If I could travel back in time and suggest a different title at the time of the show’s creation I’d probably go with You Might as Well Stop Watching at the End of Season Two, or even Seriously Lamia, Why Are You Still Watching This Show? You Deserve Better Than This, although I’ll admit that’s not as catchy.
And using the same research skills as you, it died out in the UK in the mid-19th century. A UK business picked it up, established it as a thing (OK, in a small way) and is trying to defend the trademark against a foreign competitor. What’s wrong with that?
Seems to me that, in order to defend a trademark, it needs to be under attack first. I don’t see how the existence of a TV show named Glee harms a bar named Glee Club in anyway. It’s not like people are saying, “Honey, we don’t need to go out to that stand-up show - it’s right here on TV!” And then not figuring out the difference after an hour of a sit-com set in an American high school.
Well, I suppose they might have complaints from some people who show up at the club, expecting song and dance numbers. But I’m not sure how much damage that does. They’re still paying for their drinks, right?
To be more specific, the question of defending a trademark is relevant only to the question of whether the plaintiff has legitimate rights in a protectable trademark. It isn’t relevant to the question of whether there is a likelihood of confusion.
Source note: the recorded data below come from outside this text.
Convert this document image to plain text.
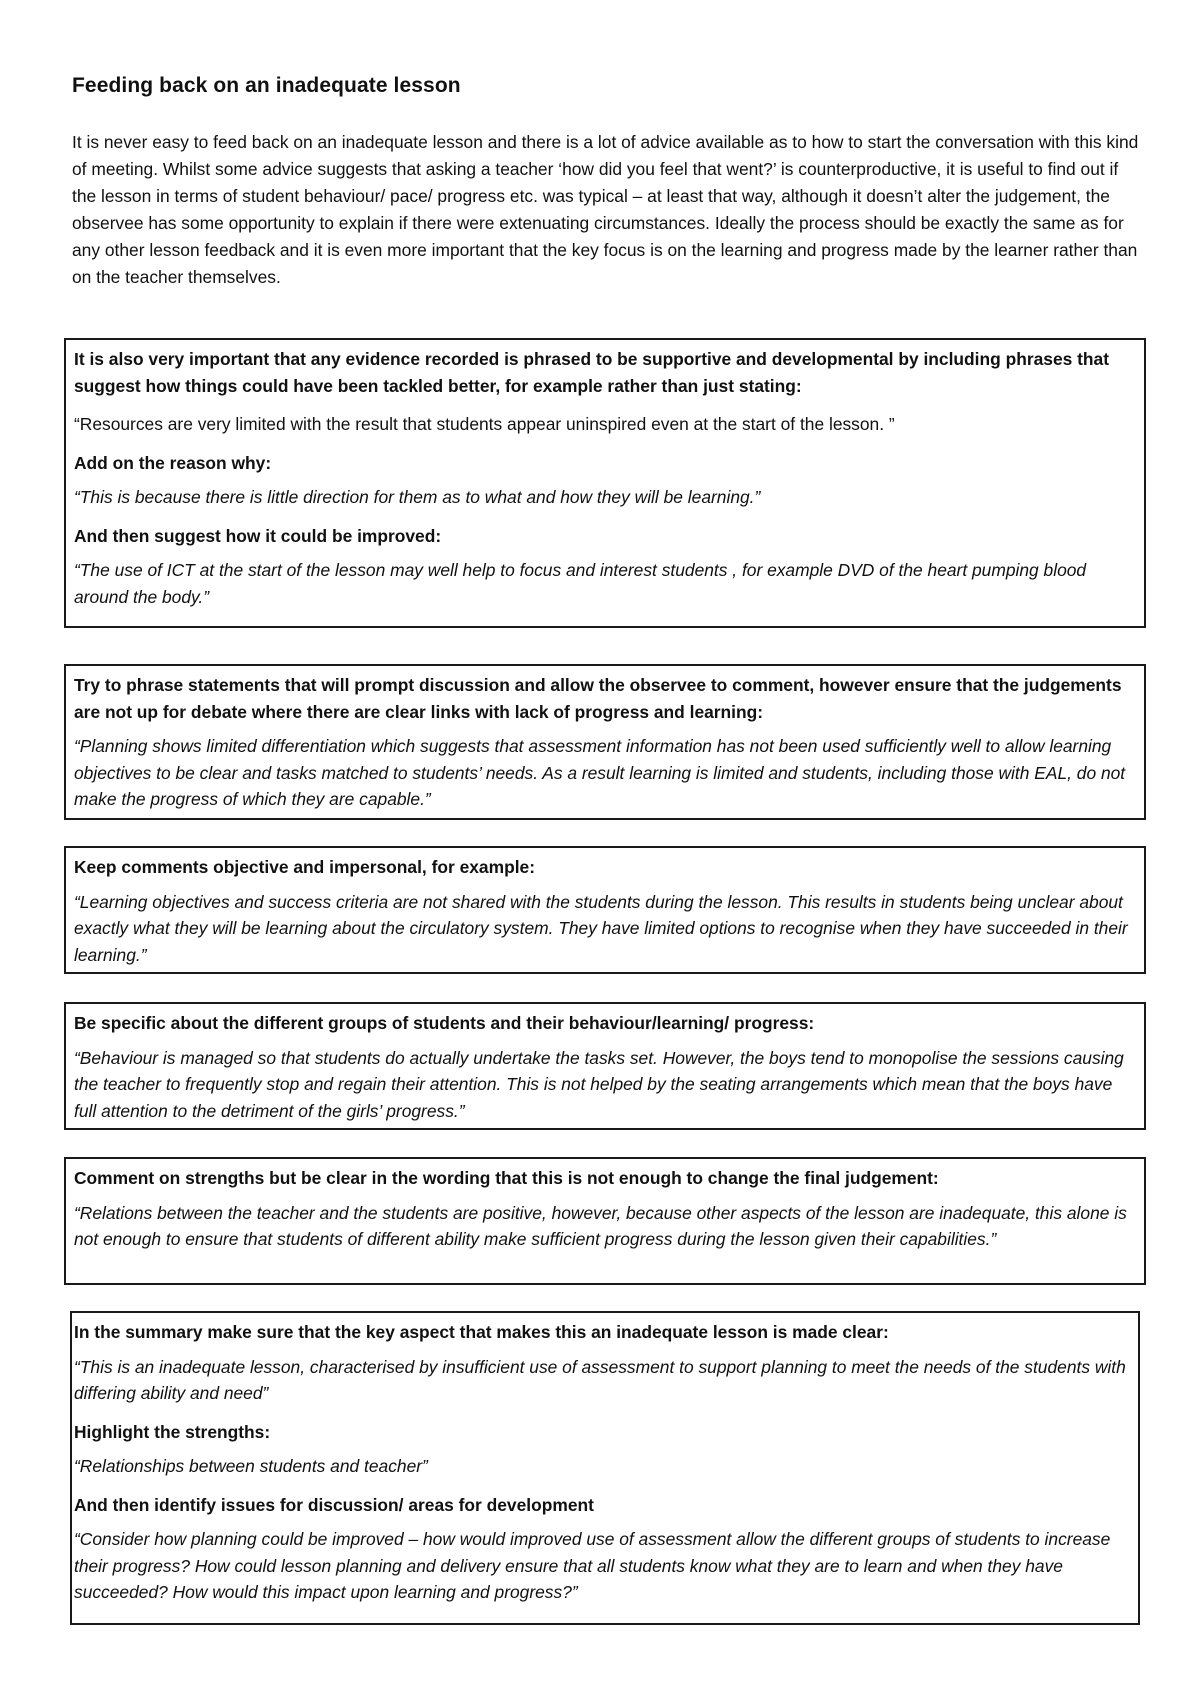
Feeding back on an inadequate lesson

It is never easy to feed back on an inadequate lesson and there is a lot of advice available as to how to start the conversation with this kind of meeting. Whilst some advice suggests that asking a teacher ‘how did you feel that went?’ is counterproductive, it is useful to find out if the lesson in terms of student behaviour/ pace/ progress etc. was typical – at least that way, although it doesn’t alter the judgement, the observee has some opportunity to explain if there were extenuating circumstances. Ideally the process should be exactly the same as for any other lesson feedback and it is even more important that the key focus is on the learning and progress made by the learner rather than on the teacher themselves.

It is also very important that any evidence recorded is phrased to be supportive and developmental by including phrases that suggest how things could have been tackled better, for example rather than just stating:

“Resources are very limited with the result that students appear uninspired even at the start of the lesson. ”

Add on the reason why:

“This is because there is little direction for them as to what and how they will be learning.”

And then suggest how it could be improved:

“The use of ICT at the start of the lesson may well help to focus and interest students , for example DVD of the heart pumping blood around the body.”

Try to phrase statements that will prompt discussion and allow the observee to comment, however ensure that the judgements are not up for debate where there are clear links with lack of progress and learning:

“Planning shows limited differentiation which suggests that assessment information has not been used sufficiently well to allow learning objectives to be clear and tasks matched to students’ needs. As a result learning is limited and students, including those with EAL, do not make the progress of which they are capable.”

Keep comments objective and impersonal, for example:

“Learning objectives and success criteria are not shared with the students during the lesson. This results in students being unclear about exactly what they will be learning about the circulatory system. They have limited options to recognise when they have succeeded in their learning.”

Be specific about the different groups of students and their behaviour/learning/ progress:

“Behaviour is managed so that students do actually undertake the tasks set. However, the boys tend to monopolise the sessions causing the teacher to frequently stop and regain their attention. This is not helped by the seating arrangements which mean that the boys have full attention to the detriment of the girls’ progress.”

Comment on strengths but be clear in the wording that this is not enough to change the final judgement:

“Relations between the teacher and the students are positive, however, because other aspects of the lesson are inadequate, this alone is not enough to ensure that students of different ability make sufficient progress during the lesson given their capabilities.”

In the summary make sure that the key aspect that makes this an inadequate lesson is made clear:

“This is an inadequate lesson, characterised by insufficient use of assessment to support planning to meet the needs of the students with differing ability and need”

Highlight the strengths:

“Relationships between students and teacher”

And then identify issues for discussion/ areas for development

“Consider how planning could be improved – how would improved use of assessment allow the different groups of students to increase their progress? How could lesson planning and delivery ensure that all students know what they are to learn and when they have succeeded? How would this impact upon learning and progress?”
The harm in a trademark claim is the confusion itself. So, even here, the issue turns on whether there’s a likelihood of confusion.
I haven’t been able to find a text of any opinion in this case, and I am under the impression that in England, such rulings are often delivered from the bench, without any written opinion. Without that, it’s hard for me to entirely understand the basis of the decision or to critique it.